Let me restate, I firmly, absolutely believe that humankind will reach true, unambiguous immortality. It is our ultimate goal, our objective and our only reason of being alive. Whether we are researchers publishing papers, parents having children, entrepreneurs amassing fortunes, authors writing books or nobodies spewing pseudo-philosophical blog nonsense, all of our activity is geared toward preserving parts of us for the future. So, I have no qualms stating as a fact that humans will conquer death and we will have to face the societal impact of just that. How will justice work? What is murder, what does marriage mean, how will we feed all of us?
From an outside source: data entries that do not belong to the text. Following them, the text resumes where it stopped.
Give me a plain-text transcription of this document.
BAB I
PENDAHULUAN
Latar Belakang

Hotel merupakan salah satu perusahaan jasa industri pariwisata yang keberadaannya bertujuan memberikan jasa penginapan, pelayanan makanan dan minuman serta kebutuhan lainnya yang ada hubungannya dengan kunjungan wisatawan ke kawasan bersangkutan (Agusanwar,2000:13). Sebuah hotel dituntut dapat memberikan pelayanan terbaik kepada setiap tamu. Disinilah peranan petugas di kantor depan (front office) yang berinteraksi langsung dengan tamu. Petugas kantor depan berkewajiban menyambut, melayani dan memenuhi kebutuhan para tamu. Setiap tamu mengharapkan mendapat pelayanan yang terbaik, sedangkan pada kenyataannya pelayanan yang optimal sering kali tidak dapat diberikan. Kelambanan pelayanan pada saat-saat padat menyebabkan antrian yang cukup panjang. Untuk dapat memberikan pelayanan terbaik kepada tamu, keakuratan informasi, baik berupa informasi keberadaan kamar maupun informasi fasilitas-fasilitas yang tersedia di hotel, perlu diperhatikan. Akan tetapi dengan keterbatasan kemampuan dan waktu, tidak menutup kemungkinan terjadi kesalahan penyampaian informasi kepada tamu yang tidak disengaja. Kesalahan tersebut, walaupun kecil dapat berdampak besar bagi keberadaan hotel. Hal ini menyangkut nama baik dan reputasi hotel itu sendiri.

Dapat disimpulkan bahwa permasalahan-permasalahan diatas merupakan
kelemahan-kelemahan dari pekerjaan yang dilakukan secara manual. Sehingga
Until it will be ubiquity, eternal life will be given to a chosen few, who are they? The rich? The smart? The worthy? The fortunate? What challenges will they experience? As humans we will have quite a bit of work to do to accept this.
If there is one certainty in my life, it is that this will happen. If there is one regret, it is that I will not be there to see it.
PS. Read Peter F. Hamilon @PeterFHamilton1. More or less everything above was borrowed from his work. He is -in my opinion- the most amazing SciFi writer living.